What surprised me most was how connection showed up everywhere, not just with the team. The nicest lady in the Harrods wine department gave me a spontaneous 30-minute tour of their finest selections. A 90s-era record shop owner in Manchester talked with me for a while about music, Vegas, teen daughters and life. Even Man City fans singing on the train to the match felt like a reminder that belonging should happen anywhere and everywhere.

Coming home, that’s what I want to keep. Staying curious and open about people to find those connecting moments.

A Spark from the City 
It was just before 7 am on a Saturday morning when I left Bristol. The city was quiet, the streets were barely still waking up. I was running on almost no sleep after being out late at the club the night before. Groggy and content, dragging my bag through the arches of the station.
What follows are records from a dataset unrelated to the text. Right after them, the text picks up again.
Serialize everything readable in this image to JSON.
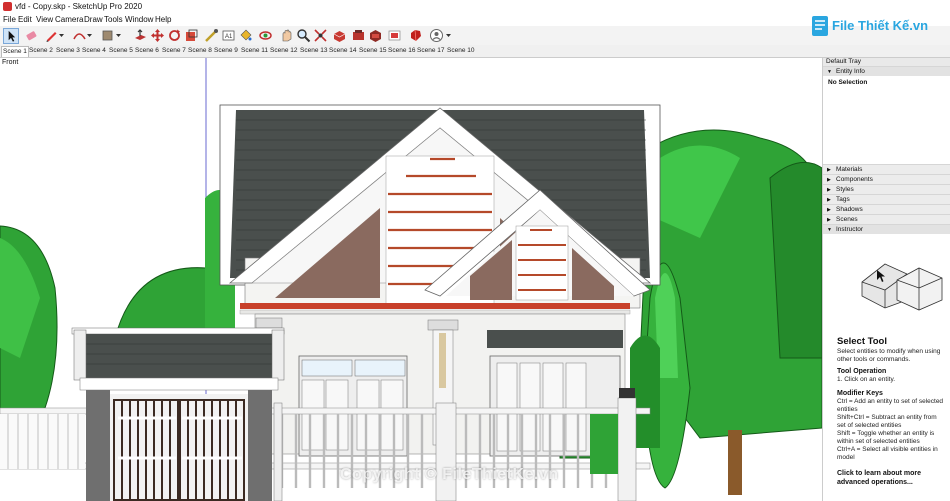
{
  "app": {
    "title": "vfd - Copy.skp - SketchUp Pro 2020"
  },
  "menu": [
    "File",
    "Edit",
    "View",
    "Camera",
    "Draw",
    "Tools",
    "Window",
    "Help"
  ],
  "toolbar": {
    "icons": [
      "select-icon",
      "eraser-icon",
      "pencil-icon",
      "pencil-dropdown-icon",
      "arc-icon",
      "arc-dropdown-icon",
      "rectangle-icon",
      "rectangle-dropdown-icon",
      "push-pull-icon",
      "move-icon",
      "rotate-icon",
      "scale-icon",
      "tape-measure-icon",
      "text-icon",
      "paint-bucket-icon",
      "orbit-icon",
      "pan-icon",
      "zoom-icon",
      "zoom-extents-icon",
      "3d-warehouse-icon",
      "extension-warehouse-icon",
      "layout-icon",
      "extension-manager-icon",
      "ruby-icon",
      "account-icon",
      "account-dropdown-icon"
    ]
  },
  "scenes": [
    "Scene 1",
    "Scene 2",
    "Scene 3",
    "Scene 4",
    "Scene 5",
    "Scene 6",
    "Scene 7",
    "Scene 8",
    "Scene 9",
    "Scene 11",
    "Scene 12",
    "Scene 13",
    "Scene 14",
    "Scene 15",
    "Scene 16",
    "Scene 17",
    "Scene 10"
  ],
  "viewport": {
    "label": "Front"
  },
  "tray": {
    "title": "Default Tray",
    "entity_info": "Entity Info",
    "selection": "No Selection",
    "panels": [
      "Materials",
      "Components",
      "Styles",
      "Tags",
      "Shadows",
      "Scenes",
      "Instructor"
    ],
    "instructor": {
      "title": "Select Tool",
      "desc": "Select entities to modify when using other tools or commands.",
      "op_head": "Tool Operation",
      "op_text": "1. Click on an entity.",
      "mod_head": "Modifier Keys",
      "mod_lines": [
        "Ctrl = Add an entity to set of selected entities",
        "Shift+Ctrl = Subtract an entity from set of selected entities",
        "Shift = Toggle whether an entity is within set of selected entities",
        "Ctrl+A = Select all visible entities in model"
      ],
      "learn_more": "Click to learn about more advanced operations..."
    }
  },
  "watermark": {
    "logo_text": "File Thiết Kế.vn",
    "bottom_text": "Copyright © FileThietKe.vn"
  },
  "colors": {
    "roof": "#4a4f4d",
    "brick": "#8a6a5f",
    "stripe": "#b5492a",
    "tree": "#2fa336",
    "tree_dark": "#1d7a24",
    "logo": "#2aa6e0"
  }
}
For a moment, I stopped. It was a smell-the-roses moment. The light was soft and the bricks were almost glowing. The space was empty except for a few early travelers, and it was so quiet. Honestly, it felt like walking through a film set that was part cathedral and part Diagon Alley. I snapped a photo so I wouldn’t forget it in my haze, and now looking back, it’s one of my favorites from the whole trip.

Better Curiosity, Everywhere

As the reflections show, Better Curiosity isn’t just a theme for the year; it’s a mindset that travels. Whether through collaboration, conversation, or quiet observation, curiosity connects teams, sparks new ideas, and keeps Noble’s culture growing on both sides of the Atlantic.